Bill would mandate covering autism treatment
By Madalyn Gotschall, NewsNetNebraska
For University of Nebraska–Lincoln junior Kacie Kavanaugh, LB505 means that more people will be able to afford to receive treatment from her and her coworkers.
Kavanaugh has spent the last year working in Applied Behavioral Analysis as a therapist, a treatment program for autism that would be funded if Coash’s bill were to pass.
Applied Behavioral Analysis has put Kavanaugh directly in contact with autistic people and their families and said it has been a life changing experience.
“Before I started doing Applied Behavioral Analysis I did not have much background in autism, I kind of knew what it was, but not many details,” Kavanaugh said. “ABA made it real for me.”
Nebraska State Sen. Colby Coash of Lincoln is sponsoring LB505 requiring insurance coverage of autism spectrum disorders. The Centers for Disease Control define autism as developmental disabilities that can cause significant social, communication and behavioral challenges.

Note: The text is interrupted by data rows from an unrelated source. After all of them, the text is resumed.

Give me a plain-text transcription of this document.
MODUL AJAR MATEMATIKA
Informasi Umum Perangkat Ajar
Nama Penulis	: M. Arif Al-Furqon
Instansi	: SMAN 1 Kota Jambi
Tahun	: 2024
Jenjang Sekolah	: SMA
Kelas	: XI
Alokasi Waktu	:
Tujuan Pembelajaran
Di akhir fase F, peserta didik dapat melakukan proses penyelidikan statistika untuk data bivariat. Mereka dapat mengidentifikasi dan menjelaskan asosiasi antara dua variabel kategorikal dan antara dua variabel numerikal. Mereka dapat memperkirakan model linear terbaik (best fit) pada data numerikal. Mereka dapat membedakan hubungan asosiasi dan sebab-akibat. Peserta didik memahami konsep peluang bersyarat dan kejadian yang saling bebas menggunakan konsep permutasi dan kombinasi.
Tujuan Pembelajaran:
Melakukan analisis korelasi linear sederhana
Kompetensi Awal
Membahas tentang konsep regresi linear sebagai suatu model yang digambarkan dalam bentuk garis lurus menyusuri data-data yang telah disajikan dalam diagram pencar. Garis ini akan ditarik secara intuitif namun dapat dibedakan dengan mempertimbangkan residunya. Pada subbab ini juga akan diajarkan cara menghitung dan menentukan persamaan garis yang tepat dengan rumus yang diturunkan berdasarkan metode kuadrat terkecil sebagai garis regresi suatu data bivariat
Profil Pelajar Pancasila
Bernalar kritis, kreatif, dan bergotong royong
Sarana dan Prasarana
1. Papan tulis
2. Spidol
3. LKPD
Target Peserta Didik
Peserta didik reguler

The CDC estimates that one in 88 children have autism spectrum disorder, and that 1 percent of children ages 3-7 in the United States have autism. This makes autism the fastest growing developmental disability.
Coash said something has to be done.
“Treatment can give a person with autism their life back,” Coash said.
Coash’s bill for a maximum of $70,000 of coverage per year for the first three years of treatment to pay for programs such as Applied Behavioral Analysis. The limit would then change to $20,000 per year until the insured turns 21.
Kavanaugh, the Marshal for her sorority Alpha Xi Delta, puts the statistics in relatable form when she thinks about the impact of autism.
“There are approximately 130 girls in my sorority alone, so potentially two people I know very closely are likely to have a child with autism,” Kavanaugh said. “There are approximately 24,600 students at UNL, so about 280 of their children will be diagnosed.”
Put like that, Kavanaugh said, the numbers hit home.
Alpha Xi Delta’s philanthropy, Autism Speaks, is something Kavanaugh is actively involved in. Autism Speaks is the world’s leading autism science and advocacy organization. Since 2010, nationally the Alpha Xi Delta sorority has raised over one million dollars.
Their next benefit is a Fiesta Feed next Thursday, March 14, from 10 p.m. to 2 a.m. The event features unlimited nachos, music and raffles throughout the night. The event is at the Alpha Xi Delta house, 1619 R St. Tickets are $5 at the door or $4 beforehand. All benefits go to Autism Speaks.
But Coash’s bill isn’t universally supported.
Ron Sedlacek, representing the Nebraska Chamber of Commerce and Industry said their main concern is cost.
“We want to keep insurance plans offered to employees affordable,” Sedlacek said. “There is too much in the air right now.”
Coash said cost shouldn’t be a major factor after 32 other states in the U.S. have a mandate for autism treatment.
“We can use that data to forecast cost,” Coash said.
For Kavanaugh, she hopes the bill goes through, making treatment programs such as Applied Behavioral Analysis possible. She said she has witnessed the program make a difference to peoples’ lives, and even recognizes the impact it had on her own.
“It’s made me a better person in general and taught me more than any classroom ever could,” Kavanaugh said. “I do Applied Behavioral Analysis because I know I’m making a difference.”